The drop was due to a highly publicized, bone-headed mistake he made just days before the biggest day of his life. A marijuana citation became his biggest nightmare on Monday and a dream come true for the Broncos on Thursday. All parties involved believe the incident is a one-time mistake and leading up to the incident he had a clean record of behavior.
The Broncos had to trade up to get Ray at No. 23 believing that he would be gone at their original position of No. 28. They also traded away two fifth-round picks and veteran guard, Manny Ramirez.
“We feel good about him and realized that he made a mistake, but also the type of football player that we got. We got a guy that plays with his hair on fire, rushes the passer, loves the game of football, is competitive and is going to be a great fit for us.” Elway said Thursday night. “We had him at 10. He was 10th on our board. We really felt we got the value sitting at 28 and had the opportunity to move to 23.”
Ray will be a great backup option at outside linebacker and will not only benefit from learning from two great pass rushers in Von Miller and DeMarcus Ware but he can also keep those guys fresh throughout the season by seeing playing time at both spots. His athleticism alone makes him a steal at No. 23 and the Broncos got arguably the best deal in the entire first round of the draft.
Additional good picks: Max Garcia, C/G (133 overall), Lorenzo Doss, CB (164 overall)
Jeff Heuerman, a 6’5”, 255-pound tight end from the Ohio State University was selected by the Broncos in the tail end of the third round Friday evening. Although the team has signed several players at tight end, Heuerman appears to be a long-term solution.
Gary Kubiak is somewhat of an expert at finding and developing tight ends and he was glowing in his praise of the former buckeye and it seems that Heuerman will fit the offensive system the Broncos will run for years to come.
“This guy is a leader. I did a lot of homework on him. He’s a leader on a national championship football team. That says a lot right there. I love his passion. I like the way he plays,” Kubiak said at the end of day two. “He’s a very smart player. Anytime you have those types of players, you’re versatile offensively, you can do a lot of things and they are special teams players, too.”
What makes the pick just ‘decent’ as opposed to ‘great’ is the place where he was selected. Taking Heuerman at 92nd overall was a bit of stretch. He was projected to be picked long after the third round and was not in the top-10 tight ends on most experts’ boards but was the fourth one taken.

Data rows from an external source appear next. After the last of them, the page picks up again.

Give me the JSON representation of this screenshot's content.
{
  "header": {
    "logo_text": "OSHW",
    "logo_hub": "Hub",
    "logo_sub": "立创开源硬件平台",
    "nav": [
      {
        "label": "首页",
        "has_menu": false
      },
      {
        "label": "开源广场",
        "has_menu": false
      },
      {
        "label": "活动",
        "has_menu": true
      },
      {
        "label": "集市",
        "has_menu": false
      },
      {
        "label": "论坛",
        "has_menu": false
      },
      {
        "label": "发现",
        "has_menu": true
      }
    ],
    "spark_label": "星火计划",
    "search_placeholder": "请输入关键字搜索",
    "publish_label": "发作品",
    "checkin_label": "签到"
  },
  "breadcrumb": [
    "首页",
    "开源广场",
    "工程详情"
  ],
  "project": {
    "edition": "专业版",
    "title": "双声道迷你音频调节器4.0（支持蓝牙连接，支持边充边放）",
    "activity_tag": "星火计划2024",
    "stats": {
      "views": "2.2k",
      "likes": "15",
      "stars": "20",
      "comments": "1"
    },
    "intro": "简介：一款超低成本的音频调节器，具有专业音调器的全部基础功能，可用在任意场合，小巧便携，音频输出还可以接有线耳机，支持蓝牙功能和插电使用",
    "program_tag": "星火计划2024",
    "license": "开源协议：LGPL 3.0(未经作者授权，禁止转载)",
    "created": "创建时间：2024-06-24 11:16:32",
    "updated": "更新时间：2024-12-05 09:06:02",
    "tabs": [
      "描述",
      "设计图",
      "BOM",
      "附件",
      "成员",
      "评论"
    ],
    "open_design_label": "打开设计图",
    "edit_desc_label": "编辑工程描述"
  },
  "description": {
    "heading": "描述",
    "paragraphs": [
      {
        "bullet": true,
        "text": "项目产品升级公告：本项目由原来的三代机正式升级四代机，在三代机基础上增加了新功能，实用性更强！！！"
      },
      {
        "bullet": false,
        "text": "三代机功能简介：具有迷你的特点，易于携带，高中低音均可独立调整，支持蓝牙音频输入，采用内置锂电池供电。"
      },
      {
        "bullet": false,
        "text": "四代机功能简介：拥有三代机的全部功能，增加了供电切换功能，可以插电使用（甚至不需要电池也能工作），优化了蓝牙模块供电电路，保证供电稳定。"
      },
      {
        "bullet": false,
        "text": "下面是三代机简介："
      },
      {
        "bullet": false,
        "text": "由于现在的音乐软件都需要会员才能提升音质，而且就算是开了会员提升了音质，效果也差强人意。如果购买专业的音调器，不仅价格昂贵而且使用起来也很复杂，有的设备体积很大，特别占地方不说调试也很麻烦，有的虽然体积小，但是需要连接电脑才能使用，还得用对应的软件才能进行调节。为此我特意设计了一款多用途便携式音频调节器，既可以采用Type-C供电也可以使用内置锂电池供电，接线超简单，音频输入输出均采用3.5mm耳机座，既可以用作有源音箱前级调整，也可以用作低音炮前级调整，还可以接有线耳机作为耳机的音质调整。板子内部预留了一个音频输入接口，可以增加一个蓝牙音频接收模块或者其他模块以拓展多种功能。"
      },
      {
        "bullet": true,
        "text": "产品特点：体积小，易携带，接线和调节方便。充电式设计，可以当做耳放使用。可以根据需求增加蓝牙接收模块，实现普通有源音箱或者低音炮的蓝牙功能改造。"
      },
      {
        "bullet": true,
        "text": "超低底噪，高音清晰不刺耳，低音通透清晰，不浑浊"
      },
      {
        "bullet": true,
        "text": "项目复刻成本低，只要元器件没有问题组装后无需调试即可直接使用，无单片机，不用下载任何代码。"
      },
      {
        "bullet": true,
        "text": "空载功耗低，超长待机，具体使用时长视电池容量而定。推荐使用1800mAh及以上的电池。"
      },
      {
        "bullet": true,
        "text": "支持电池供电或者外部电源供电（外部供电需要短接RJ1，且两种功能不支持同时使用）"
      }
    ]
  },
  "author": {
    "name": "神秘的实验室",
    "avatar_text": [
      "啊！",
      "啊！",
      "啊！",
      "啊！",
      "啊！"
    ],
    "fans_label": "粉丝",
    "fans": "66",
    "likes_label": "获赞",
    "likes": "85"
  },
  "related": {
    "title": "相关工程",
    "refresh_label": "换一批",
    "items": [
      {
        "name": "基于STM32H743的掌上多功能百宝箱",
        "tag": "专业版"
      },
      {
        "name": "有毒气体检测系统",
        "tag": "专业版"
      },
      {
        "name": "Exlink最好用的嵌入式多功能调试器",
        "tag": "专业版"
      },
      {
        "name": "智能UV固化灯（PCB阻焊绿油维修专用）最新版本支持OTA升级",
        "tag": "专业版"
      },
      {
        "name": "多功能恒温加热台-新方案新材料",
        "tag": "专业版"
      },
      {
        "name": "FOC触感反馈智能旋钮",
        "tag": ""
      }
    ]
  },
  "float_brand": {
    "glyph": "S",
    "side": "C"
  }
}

The Broncos undoubtedly drafted Heuerman for his unique and versatile skill set and not the flashy pass catching ability of some of the other tight ends in the draft class. He will be used in a plethora of ways and that seemed to be a theme with almost every pick the Broncos made in the draft.
Additional decent picks: Darius Kilgo, DT (203 overall), Trevor Siemian, QB (250 overall), Josh Furman, S (252 overall)
Despite the majority of Colorado falling in love with the selection of Colorado State Ram, Ty Sambrailo, the second-round selection was a reach and at possibly the most important moment in the draft for Denver. While Sambrailo is a viable NFL prospect he was certainly not worthy of the 59th overall selection where he was taken. Furthermore, the Broncos largest area of need is offensive line and a player with immediate starting potential should have been the main priority with the team’s second selection in the draft.
Instead, the Broncos picked a third to fourth-round prospect in the second-round and missed on several guards and tackles that will likely see the field on other teams long before Sambrailo does in Denver. Sambrailo has been evaluated as an athletic, experienced tackle that can pass block efficiently but he also has been called undersized, weak and a liability against better than average pass rushers.
At the conclusion of the draft Kubiak emphasized that the Broncos wanted to draft players with “a lot of starts from big programs, that competed in big games.” Sambrailo did play in his fair share of football games but in “big games” like against Utah and Alabama he struggled mightily.
In the end he may become a serviceable starting lineman in the NFL but the Broncos needed a player who would push for a starting role in 2015 and most likely be a starter in 2016. Sambrailo will require a lot of strength and technique building and at the moment, he appears to be several season away from being a consisted starter in the NFL.
Additional bad pick: Taurean Nixon, CB (251 overall)
Quickly looking back on the Broncos draft they did well and addressed big areas of concern. They also stole a big time playmaker with their most valuable pick. Those two factors combined make it a successful draft. However, in the seasons to come the position in which they selected their much needed lineman will likely be an area of contention and debate among not only Rams fans but Broncos Country as well.